Get Ready, Hackers are Targeting Healthcare Records

July 1, 2016

One could perpetually argue the idea that Healthcare is a racket and may end up costing the wrong people a fortune. Regardless, within the healthcare sector, there is an abundance of information at our disposal when it comes to our own medical history. Though, hackers are on the hunt for such information, which can contain details that may grant hackers a nice pay day in selling off that sensitive data to the highest bidder.

Cyberattacks are said to cost hospitals over $305 billion over the next five years, according to the consultancy Accenture. Moreover, Accenture has pointed out that one in 13 patients will have their data compromised by a hacking incident.

Identity theft has been a major issue all over the world. Hackers are hell-bent on sifting through personal data or records where someone's identity is hanging in balance. Over the past few years, identity theft cases have reached staggering levels. When it comes to healthcare data, it seems no one is as concerned as other data, such as your credit card details or online banking account login credentials. However, healthcare data appears to be where hackers are now focusing their efforts.

In 2009, according to a study by Brookings, information of over 155 million Americans was exposed without their permission through roughly 1,500 data breaches. In the healthcare sector, information is extremely vulnerable to privacy breaches as many of the records are now electronically stored but not securely.

Healthcare records contain highly sensitive data that could uncover enough information for hackers to steal identities and create new ones based off of a victimized hospital patient. Additionally, the type of data contained within healthcare records range from social security numbers, to birth dates, to home addresses. A hacker armed with enough of that information could do some serious damage and on a monumental scale if enough healthcare records are compromised.

There also lies another issue with the security of healthcare records, and that is the push for medical data to be shared with other entities or companies that may promise to help make healthcare better. Those other entities may be third party companies or vendors that don't have the proper security measures in place to safeguard shared healthcare data.

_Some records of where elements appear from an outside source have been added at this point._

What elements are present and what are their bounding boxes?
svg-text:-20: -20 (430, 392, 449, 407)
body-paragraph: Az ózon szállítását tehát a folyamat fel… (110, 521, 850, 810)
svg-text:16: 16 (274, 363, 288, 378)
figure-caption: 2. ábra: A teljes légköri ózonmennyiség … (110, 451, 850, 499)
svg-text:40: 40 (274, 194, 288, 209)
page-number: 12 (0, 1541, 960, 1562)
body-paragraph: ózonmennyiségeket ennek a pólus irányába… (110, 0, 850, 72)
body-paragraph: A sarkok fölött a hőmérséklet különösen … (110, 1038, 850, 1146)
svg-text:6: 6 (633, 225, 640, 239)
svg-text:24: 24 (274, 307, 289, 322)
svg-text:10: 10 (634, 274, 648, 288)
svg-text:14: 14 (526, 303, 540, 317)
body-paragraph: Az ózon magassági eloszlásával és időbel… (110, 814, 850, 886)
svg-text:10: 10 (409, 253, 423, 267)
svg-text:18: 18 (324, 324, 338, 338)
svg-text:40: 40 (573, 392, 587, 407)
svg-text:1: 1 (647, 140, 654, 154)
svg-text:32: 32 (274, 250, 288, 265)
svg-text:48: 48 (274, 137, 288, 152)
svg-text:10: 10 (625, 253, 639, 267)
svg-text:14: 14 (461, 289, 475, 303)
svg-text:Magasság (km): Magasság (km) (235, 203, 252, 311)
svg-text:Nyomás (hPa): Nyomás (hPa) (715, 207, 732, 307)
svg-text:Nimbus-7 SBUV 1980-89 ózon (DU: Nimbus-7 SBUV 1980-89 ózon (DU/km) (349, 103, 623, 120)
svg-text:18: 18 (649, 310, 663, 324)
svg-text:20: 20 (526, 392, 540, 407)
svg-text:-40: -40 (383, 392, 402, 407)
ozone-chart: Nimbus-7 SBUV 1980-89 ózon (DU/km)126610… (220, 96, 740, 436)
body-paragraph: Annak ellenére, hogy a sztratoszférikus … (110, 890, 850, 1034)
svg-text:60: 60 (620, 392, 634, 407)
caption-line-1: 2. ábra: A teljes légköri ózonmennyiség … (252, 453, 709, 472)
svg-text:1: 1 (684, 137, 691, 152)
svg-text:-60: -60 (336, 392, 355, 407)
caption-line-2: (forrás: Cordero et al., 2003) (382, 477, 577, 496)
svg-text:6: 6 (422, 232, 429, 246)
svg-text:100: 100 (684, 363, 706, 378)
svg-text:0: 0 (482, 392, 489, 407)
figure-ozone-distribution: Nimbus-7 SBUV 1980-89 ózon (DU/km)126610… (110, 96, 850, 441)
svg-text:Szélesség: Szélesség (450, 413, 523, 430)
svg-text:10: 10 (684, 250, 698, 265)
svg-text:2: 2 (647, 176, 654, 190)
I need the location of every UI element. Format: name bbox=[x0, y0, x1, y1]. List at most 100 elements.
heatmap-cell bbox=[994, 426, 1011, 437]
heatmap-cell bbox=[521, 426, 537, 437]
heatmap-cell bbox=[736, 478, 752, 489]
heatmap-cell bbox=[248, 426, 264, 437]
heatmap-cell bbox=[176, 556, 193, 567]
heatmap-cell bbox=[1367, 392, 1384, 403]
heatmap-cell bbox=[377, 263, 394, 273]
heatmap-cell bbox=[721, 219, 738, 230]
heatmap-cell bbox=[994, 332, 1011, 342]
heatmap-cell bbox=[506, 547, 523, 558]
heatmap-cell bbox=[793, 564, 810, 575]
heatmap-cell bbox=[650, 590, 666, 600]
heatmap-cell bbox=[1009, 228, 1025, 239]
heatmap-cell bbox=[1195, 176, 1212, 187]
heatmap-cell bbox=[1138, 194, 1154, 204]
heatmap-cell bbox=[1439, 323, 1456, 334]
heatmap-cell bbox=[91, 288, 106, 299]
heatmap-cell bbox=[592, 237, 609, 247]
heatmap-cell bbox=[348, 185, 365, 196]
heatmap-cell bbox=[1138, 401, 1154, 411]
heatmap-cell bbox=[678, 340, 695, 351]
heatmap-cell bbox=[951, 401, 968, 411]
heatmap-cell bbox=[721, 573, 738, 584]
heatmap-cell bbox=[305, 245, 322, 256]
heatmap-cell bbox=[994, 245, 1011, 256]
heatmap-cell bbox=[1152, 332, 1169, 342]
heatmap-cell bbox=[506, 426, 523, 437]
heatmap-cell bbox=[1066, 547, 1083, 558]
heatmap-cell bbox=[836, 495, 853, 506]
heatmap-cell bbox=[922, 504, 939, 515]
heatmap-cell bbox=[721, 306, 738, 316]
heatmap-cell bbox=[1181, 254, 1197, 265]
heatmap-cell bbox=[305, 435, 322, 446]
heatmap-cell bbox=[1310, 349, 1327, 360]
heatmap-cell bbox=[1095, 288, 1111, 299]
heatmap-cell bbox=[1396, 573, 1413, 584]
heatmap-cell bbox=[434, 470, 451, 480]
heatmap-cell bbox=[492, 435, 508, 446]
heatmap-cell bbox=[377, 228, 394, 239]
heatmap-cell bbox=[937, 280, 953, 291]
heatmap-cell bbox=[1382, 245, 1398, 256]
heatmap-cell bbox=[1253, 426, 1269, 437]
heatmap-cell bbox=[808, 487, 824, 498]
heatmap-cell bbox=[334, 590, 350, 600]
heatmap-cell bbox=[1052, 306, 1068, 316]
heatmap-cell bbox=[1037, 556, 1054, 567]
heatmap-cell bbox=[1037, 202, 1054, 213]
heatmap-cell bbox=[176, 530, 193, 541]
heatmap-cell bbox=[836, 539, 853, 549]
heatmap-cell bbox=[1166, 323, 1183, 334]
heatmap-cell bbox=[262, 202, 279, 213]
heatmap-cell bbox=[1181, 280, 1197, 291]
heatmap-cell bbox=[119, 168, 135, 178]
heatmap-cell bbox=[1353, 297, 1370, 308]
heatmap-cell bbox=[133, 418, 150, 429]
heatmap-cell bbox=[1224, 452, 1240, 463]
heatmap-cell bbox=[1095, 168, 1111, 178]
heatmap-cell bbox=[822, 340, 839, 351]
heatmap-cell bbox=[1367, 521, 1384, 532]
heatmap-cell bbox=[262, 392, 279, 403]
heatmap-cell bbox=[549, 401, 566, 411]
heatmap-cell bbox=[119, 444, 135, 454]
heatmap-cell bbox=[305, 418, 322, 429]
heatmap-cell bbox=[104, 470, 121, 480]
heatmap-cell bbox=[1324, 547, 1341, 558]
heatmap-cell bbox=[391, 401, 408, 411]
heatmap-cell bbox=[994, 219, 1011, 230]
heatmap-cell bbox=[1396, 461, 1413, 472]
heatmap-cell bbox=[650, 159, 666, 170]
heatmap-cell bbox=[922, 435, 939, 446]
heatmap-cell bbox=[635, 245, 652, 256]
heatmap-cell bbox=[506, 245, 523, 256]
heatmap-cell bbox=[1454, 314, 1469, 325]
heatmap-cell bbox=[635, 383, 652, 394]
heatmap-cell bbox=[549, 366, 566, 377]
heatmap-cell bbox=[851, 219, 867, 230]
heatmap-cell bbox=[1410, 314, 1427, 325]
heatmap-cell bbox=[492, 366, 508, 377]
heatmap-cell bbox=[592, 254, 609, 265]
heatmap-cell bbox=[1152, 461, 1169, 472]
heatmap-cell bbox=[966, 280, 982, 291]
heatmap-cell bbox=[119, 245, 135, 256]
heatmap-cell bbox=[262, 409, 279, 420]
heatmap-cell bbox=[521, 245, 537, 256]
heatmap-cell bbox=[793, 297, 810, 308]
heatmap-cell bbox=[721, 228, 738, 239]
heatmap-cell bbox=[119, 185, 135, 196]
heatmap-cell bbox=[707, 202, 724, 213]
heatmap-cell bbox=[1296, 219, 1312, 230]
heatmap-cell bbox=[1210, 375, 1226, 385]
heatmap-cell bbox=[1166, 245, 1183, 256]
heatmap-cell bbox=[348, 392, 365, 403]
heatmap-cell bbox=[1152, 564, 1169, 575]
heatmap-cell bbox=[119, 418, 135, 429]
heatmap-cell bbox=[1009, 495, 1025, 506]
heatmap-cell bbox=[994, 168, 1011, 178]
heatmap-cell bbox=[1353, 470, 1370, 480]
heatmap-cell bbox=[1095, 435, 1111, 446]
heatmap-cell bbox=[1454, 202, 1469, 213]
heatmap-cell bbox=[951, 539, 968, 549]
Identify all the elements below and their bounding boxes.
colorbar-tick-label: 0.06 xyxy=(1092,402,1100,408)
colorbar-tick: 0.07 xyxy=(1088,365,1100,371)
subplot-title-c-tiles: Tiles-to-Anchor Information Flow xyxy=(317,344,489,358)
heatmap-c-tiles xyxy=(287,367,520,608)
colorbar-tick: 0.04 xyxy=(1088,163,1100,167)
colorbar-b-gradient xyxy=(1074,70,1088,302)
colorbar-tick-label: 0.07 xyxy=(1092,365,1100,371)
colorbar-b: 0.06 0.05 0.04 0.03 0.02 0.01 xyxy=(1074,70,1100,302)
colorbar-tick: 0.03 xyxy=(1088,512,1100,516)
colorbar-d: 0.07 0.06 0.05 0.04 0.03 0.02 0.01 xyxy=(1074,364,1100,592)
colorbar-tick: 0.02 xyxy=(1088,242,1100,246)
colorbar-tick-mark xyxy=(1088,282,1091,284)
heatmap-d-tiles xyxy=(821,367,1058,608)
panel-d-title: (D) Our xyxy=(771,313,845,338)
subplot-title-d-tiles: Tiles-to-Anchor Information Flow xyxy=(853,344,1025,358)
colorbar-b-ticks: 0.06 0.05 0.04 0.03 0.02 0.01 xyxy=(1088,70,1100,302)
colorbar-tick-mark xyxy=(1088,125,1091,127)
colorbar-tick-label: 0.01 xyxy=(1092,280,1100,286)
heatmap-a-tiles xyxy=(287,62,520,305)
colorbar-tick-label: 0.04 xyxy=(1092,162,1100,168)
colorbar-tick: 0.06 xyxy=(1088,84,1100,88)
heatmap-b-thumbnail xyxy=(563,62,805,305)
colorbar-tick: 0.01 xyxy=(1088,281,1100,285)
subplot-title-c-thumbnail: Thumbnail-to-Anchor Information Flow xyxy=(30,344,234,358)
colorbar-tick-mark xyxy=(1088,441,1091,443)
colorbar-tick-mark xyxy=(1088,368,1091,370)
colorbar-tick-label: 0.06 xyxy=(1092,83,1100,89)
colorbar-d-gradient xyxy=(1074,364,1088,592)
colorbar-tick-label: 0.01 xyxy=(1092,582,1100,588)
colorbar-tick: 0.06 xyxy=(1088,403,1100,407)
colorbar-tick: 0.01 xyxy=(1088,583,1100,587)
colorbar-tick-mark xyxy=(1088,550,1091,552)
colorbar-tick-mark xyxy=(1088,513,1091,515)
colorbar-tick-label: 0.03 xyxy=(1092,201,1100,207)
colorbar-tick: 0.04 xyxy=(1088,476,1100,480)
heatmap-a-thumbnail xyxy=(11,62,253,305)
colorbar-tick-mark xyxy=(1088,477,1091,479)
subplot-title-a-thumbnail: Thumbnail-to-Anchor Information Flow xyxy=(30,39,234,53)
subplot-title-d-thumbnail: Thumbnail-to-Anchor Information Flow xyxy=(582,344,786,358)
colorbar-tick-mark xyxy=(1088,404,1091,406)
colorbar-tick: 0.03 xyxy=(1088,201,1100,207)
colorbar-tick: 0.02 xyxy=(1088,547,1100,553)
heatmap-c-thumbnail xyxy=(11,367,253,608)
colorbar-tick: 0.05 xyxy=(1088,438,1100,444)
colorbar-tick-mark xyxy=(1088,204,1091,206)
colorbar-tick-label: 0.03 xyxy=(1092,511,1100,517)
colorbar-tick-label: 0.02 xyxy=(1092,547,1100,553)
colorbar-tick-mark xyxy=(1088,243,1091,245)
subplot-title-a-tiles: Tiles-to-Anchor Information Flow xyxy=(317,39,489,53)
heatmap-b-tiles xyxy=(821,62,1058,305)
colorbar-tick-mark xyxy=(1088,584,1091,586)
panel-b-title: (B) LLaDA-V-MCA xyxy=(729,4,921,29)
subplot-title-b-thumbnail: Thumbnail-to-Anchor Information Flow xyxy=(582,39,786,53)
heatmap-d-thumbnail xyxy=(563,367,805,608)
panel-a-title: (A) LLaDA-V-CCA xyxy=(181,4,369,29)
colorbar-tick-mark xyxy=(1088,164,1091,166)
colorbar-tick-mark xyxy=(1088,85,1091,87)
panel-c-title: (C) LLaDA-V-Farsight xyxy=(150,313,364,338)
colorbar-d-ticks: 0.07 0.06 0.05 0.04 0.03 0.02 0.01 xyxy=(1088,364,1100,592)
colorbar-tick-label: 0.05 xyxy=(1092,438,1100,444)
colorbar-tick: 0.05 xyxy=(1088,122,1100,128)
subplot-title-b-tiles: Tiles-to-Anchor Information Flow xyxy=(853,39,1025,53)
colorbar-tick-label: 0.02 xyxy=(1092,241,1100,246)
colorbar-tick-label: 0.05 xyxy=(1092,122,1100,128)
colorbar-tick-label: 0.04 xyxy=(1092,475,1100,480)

In all, it's not a matter of if healthcare data is attacked, but when. If companies, hospitals, and other healthcare providers take the proper safeguards to protect healthcare data, then it would be a significant deterrent for hackers. Though experts believe hackers won't stop attacking healthcare data and the future could look bleak when it comes to privacy that is diminished due to compromised healthcare data.

What we can all do as a collective is to make sure all information that we share or transmit to whoever is not shared or compromised. Keep your computer's software updated, use antivirus or antimalware software, and make sure you are sending the proper staff or healthcare providers your personal information. It never hurts to double check or ask if your information is safe, it could keep your identity from being stolen.